Moving Mountains On The Ocean Floor May Hold Key To East Coast Earthquakes
Earthquakes and slow slip events may be influenced by mountains on the ocean floor, or “seamounts”, according to new research co-authored by GNS Science.
A paper published today in Nature Geoscience magazine found that seamounts can have dramatic effects when they get pulled into a subduction zone.
Subduction zones are where one tectonic plate dives under another - and where the largest and most damaging earthquakes can occur.
The Hikurangi Subduction Zone runs along the East Coast of New Zealand, and this new research could help scientists better understand how seamounts there could influence behaviour.
The research featured in Nature Geoscience used cutting-edge computer modelling techniques to simulate what happens when seamounts enter a subduction zone.
“When a seamount sinks into a trench, the ground ahead becomes brittle and prone to earthquakes because the water is squeezed out,” GNS Science’s Susan Ellis says.
“This brittle rock can be a source for earthquakes.
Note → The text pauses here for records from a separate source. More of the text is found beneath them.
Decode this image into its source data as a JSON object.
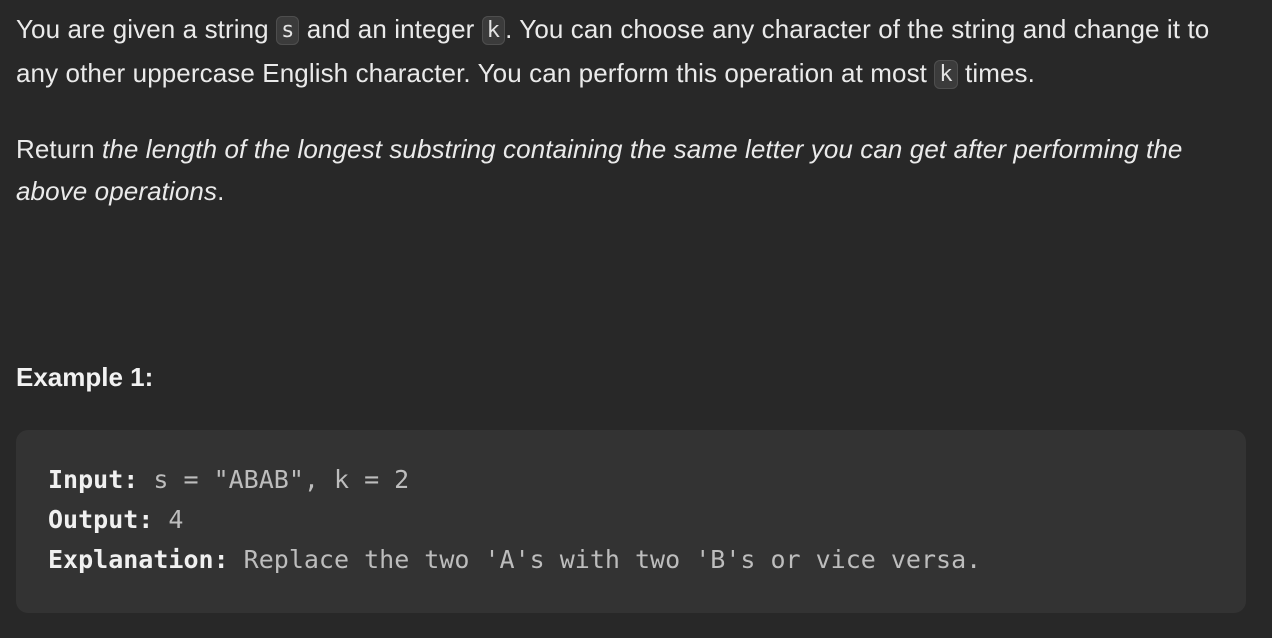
{
  "description": {
    "p1_t1": "You are given a string ",
    "s_code": "s",
    "p1_t2": " and an integer ",
    "k_code": "k",
    "p1_t3": ". You can choose any character of the string and change it to any other uppercase English character. You can perform this operation at most ",
    "k_code_2": "k",
    "p1_t4": " times.",
    "p2_t1": "Return ",
    "p2_em": "the length of the longest substring containing the same letter you can get after performing the above operations",
    "p2_t2": "."
  },
  "example": {
    "title": "Example 1:",
    "input_label": "Input:",
    "input_value": " s = \"ABAB\", k = 2",
    "output_label": "Output:",
    "output_value": " 4",
    "explanation_label": "Explanation:",
    "explanation_value": " Replace the two 'A's with two 'B's or vice versa."
  }
}
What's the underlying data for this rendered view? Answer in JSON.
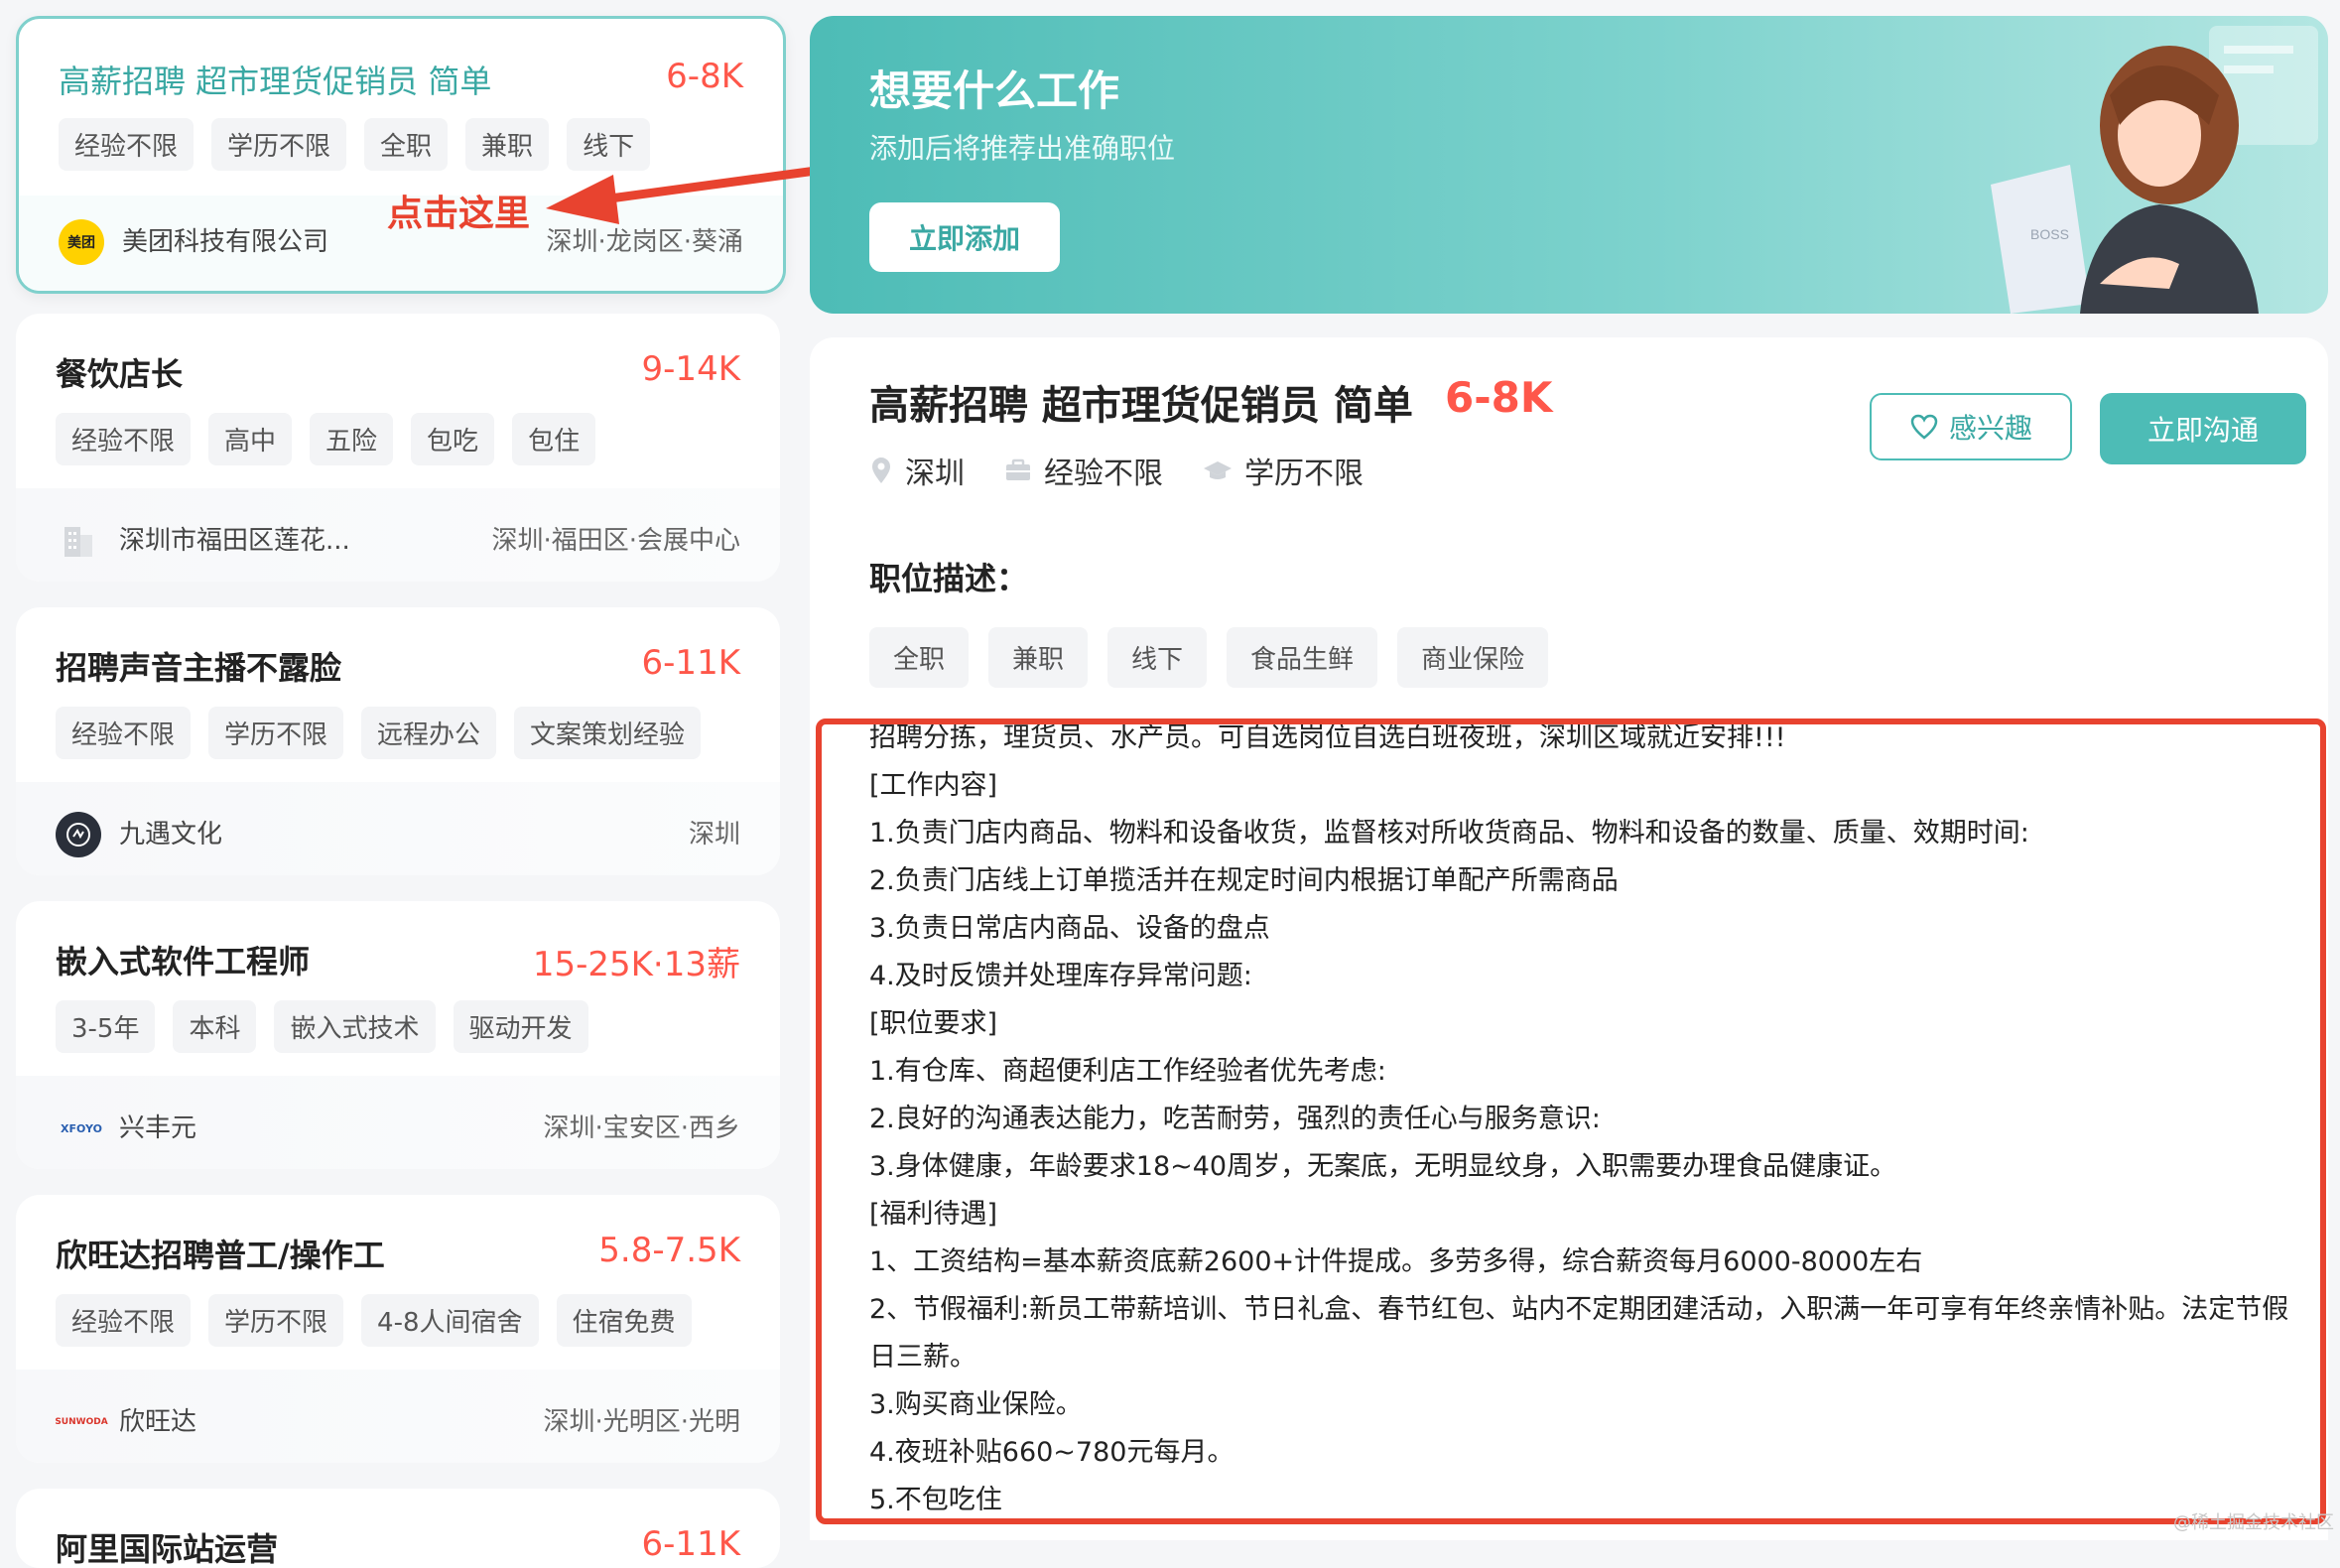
{
  "jobs": [
    {
      "title": "高薪招聘 超市理货促销员 简单",
      "salary": "6-8K",
      "tags": [
        "经验不限",
        "学历不限",
        "全职",
        "兼职",
        "线下"
      ],
      "company": "美团科技有限公司",
      "location": "深圳·龙岗区·葵涌",
      "logo_text": "美团"
    },
    {
      "title": "餐饮店长",
      "salary": "9-14K",
      "tags": [
        "经验不限",
        "高中",
        "五险",
        "包吃",
        "包住"
      ],
      "company": "深圳市福田区莲花...",
      "location": "深圳·福田区·会展中心",
      "logo_text": ""
    },
    {
      "title": "招聘声音主播不露脸",
      "salary": "6-11K",
      "tags": [
        "经验不限",
        "学历不限",
        "远程办公",
        "文案策划经验"
      ],
      "company": "九遇文化",
      "location": "深圳",
      "logo_text": ""
    },
    {
      "title": "嵌入式软件工程师",
      "salary": "15-25K·13薪",
      "tags": [
        "3-5年",
        "本科",
        "嵌入式技术",
        "驱动开发"
      ],
      "company": "兴丰元",
      "location": "深圳·宝安区·西乡",
      "logo_text": "XFOYO"
    },
    {
      "title": "欣旺达招聘普工/操作工",
      "salary": "5.8-7.5K",
      "tags": [
        "经验不限",
        "学历不限",
        "4-8人间宿舍",
        "住宿免费"
      ],
      "company": "欣旺达",
      "location": "深圳·光明区·光明",
      "logo_text": "SUNWODA"
    },
    {
      "title": "阿里国际站运营",
      "salary": "6-11K"
    }
  ],
  "annotation": {
    "click_here": "点击这里"
  },
  "banner": {
    "title": "想要什么工作",
    "subtitle": "添加后将推荐出准确职位",
    "button": "立即添加",
    "laptop_text": "BOSS"
  },
  "detail": {
    "title": "高薪招聘 超市理货促销员 简单",
    "salary": "6-8K",
    "interest_button": "感兴趣",
    "chat_button": "立即沟通",
    "city": "深圳",
    "experience": "经验不限",
    "education": "学历不限",
    "section_title": "职位描述：",
    "tags": [
      "全职",
      "兼职",
      "线下",
      "食品生鲜",
      "商业保险"
    ],
    "description": [
      "招聘分拣，理货员、水产员。可自选岗位自选白班夜班，深圳区域就近安排!!!",
      "[工作内容]",
      "1.负责门店内商品、物料和设备收货，监督核对所收货商品、物料和设备的数量、质量、效期时间:",
      "2.负责门店线上订单揽活并在规定时间内根据订单配产所需商品",
      "3.负责日常店内商品、设备的盘点",
      "4.及时反馈并处理库存异常问题:",
      "[职位要求]",
      "1.有仓库、商超便利店工作经验者优先考虑:",
      "2.良好的沟通表达能力，吃苦耐劳，强烈的责任心与服务意识:",
      "3.身体健康，年龄要求18~40周岁，无案底，无明显纹身，入职需要办理食品健康证。",
      "[福利待遇]",
      "1、工资结构=基本薪资底薪2600+计件提成。多劳多得，综合薪资每月6000-8000左右",
      "2、节假福利:新员工带薪培训、节日礼盒、春节红包、站内不定期团建活动，入职满一年可享有年终亲情补贴。法定节假日三薪。",
      "3.购买商业保险。",
      "4.夜班补贴660~780元每月。",
      "5.不包吃住"
    ]
  },
  "watermark": "@稀土掘金技术社区",
  "colors": {
    "accent": "#4dbcb6",
    "salary": "#fe574a",
    "annotation": "#e8432f"
  }
}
“But in its wake, the seamount leaves softer, wet sediment, which can help dampen or slow down subduction slip.”
Dr Ellis says the weakened rock could be an important factor in slow-slip events – which are like earthquakes, but happen silently and slowly over weeks or months.
“Our findings show scientists need to carefully monitor what happens around a subducting seamount, so we can better understand where future quakes might occur.”
The study suggests that subduction of these undersea mountains could influence where earthquakes and slow-motion earthquakes (slow slip events) occur on subduction zones.
The predictions from the model agree with the locations of offshore tremors and slow slip events observed on the Hikurangi Subduction Zone offshore Gisborne, where one of these large undersea mountains is subducting.
This study was undertaken in collaboration with scientists from Pennsylvania State University and the University of Texas.
It was funded
by the United States National Science Foundation and an MBIE
Endeavour funded project led by GNS Science to understand
the seismic and tsunami hazard posed by the Hikurangi